We’re on the cusp of a major brand shift in Microsoft’s roadmap of collaboration tools for the enterprise. Depending on who you ask, the shift in name is about brand recognition and market position, and is indicative of a significant shift in focus and strategy, or both.
Collaboration tools centred on video interaction offer the potential for companies to provide a much more personalised service. For businesses that are taking the steps to support customers using Skype through their contact centre, it also makes sense to have that capability in-house. This is increasingly extending as far as providing customer experts who can show a caller how to solve their problem by demonstrating the solution visually and in some cases sharing desktops and screens.
In today’s evolving digital environment where customer touch points increasingly need to be delivered across a unified, omnichannel platform, allowing your help desk, customer service team, sales department, HR department or collections group all to be available for customer interaction. It’s no longer just about answering calls, or even emails. Your customer increasingly expects to be able to seek help via instant messaging or text from any device, and demand their enquiry to be handled effectively and seamlessly often by someone who doesn’t traditionally think of themselves as doing customer service.
The use of tools like Skype can also significantly reduce the cost of interaction for customers, especially when compared with calls from mobile devices. The ability to interact free of charge with Skype can significantly lessen the frustration users experience when kept waiting. By companies accepting Skype interaction, this can increase the chance of the engagement progressing smoothly.
Skype for Business is at the heart of the omnichannel revolution. But how important is the brand shift from Lync to Skype to contact centres? Let’s explore two possible answers to this question.
The change means nothing
A rose by any other name … Simply changing the name does not necessarily change its nature. Lync was Microsoft’s unified communications platform for business, and Skype for Business is Microsoft’s unified communications platform for business. Lync was already federated to Skype for contacts, presence and IM, with plans to expand that federation to video, etc. Skype for Business does indeed continue that federation story.
In a well-integrated Skype for Business contact centre, a customer on Skype anywhere in the world can initiate an IM, call, or video session to a queue, rather than to an individual, and have their request routed to the best agent to solve the problem. With the connection established, forms of communication can be combined to exchange information efficiently and maximise the customer experience. Few contact centre apps do this seamlessly today, as it does have to be very well-integrated, using Microsoft-endorsed APIs and configurations.
The change means everything
First, there’s the impact on brand recognition.
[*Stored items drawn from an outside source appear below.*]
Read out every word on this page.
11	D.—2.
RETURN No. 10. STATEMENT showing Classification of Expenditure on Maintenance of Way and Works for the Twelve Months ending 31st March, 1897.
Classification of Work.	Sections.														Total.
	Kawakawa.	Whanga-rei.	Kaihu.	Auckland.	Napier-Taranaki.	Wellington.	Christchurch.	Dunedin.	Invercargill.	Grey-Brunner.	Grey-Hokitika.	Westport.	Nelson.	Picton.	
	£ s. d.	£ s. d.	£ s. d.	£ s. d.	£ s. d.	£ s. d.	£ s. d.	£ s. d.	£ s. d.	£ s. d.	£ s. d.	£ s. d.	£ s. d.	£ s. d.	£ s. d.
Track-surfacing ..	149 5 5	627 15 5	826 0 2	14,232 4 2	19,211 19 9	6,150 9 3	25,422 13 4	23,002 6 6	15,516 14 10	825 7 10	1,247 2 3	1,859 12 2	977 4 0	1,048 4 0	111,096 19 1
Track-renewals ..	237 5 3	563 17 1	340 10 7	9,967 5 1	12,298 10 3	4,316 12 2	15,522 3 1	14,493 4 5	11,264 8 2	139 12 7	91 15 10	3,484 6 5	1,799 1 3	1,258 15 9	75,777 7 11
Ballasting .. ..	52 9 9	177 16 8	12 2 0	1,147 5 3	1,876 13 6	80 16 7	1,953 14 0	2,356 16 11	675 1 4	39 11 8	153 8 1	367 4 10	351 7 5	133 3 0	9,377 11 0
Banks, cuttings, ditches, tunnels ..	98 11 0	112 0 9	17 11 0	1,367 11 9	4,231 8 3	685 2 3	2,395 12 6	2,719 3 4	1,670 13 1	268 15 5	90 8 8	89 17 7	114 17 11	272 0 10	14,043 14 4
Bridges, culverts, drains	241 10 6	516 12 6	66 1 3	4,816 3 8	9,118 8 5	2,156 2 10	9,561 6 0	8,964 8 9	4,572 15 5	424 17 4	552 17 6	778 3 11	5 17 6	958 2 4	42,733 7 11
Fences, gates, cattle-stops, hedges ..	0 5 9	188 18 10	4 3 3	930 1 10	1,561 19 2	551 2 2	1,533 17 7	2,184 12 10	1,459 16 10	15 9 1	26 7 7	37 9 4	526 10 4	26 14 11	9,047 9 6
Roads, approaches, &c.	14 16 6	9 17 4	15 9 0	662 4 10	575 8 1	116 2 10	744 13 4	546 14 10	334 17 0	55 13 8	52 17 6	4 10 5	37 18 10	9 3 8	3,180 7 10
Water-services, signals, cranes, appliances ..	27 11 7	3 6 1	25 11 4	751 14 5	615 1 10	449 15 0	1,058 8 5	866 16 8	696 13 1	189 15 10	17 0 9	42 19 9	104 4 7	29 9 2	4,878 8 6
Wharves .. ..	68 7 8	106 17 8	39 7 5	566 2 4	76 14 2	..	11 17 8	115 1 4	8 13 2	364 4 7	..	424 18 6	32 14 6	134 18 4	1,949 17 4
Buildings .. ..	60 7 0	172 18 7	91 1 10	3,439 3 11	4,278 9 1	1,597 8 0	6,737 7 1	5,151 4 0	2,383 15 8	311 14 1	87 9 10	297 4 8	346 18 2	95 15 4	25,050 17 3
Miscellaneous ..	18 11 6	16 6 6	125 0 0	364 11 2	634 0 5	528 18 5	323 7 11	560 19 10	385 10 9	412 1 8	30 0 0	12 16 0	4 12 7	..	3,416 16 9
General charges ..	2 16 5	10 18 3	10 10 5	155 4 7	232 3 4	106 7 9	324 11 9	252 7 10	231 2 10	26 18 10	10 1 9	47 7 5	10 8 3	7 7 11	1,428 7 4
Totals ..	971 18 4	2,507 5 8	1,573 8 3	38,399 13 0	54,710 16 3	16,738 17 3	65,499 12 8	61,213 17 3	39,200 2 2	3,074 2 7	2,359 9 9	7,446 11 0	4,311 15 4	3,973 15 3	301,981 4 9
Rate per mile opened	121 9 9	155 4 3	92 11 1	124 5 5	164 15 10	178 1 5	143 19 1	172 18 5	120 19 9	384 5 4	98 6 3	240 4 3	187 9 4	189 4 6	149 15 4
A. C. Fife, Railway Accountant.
The Skype name is universally known and well-respected, arguably the world’s greatest success story in Voice-over-IP. As long as the “Shouldn’t Skype be free?” objection is handled cleanly, the shift should leverage tremendous brand equity. And as long as the “Should I trust Skype for my mission-critical contact centre?” objection is handled by leveraging its Lync pedigree, the shift should be welcomed.
More than that, the change represents an evolutionary step forward, signalling a real focus on web-centric communications. It’s very well-aligned with Office 365, with a clear path to increased cloud capabilities, including PSTN-to-cloud connectivity and voice/video for business in a cloud-offered framework.
But, as businesses are finding out, it’s not really a choice of cloud vs. premise, it’s a choice of how much cloud.
Not surprisingly, most businesses continue to choose a hybrid approach, combining some use of cloud with some use of on-premise, and integrating systems and data to maximise value and reliability. With Skype for Business, Microsoft is very strongly endorsing this approach. As Serafin says, “We are enabling cloud plus on-premises hybrid options so that you can rely on our cloud when you need it without having to give up what you want to manage on-premises.”
The brand shift is an indicator of this philosophy. Skype may be about web-enablement, but Skype for Business is all about appropriate options for the enterprise. For the contact centre, choosing the best-performing, most data-enabled, highest-reliability architecture is critical to success.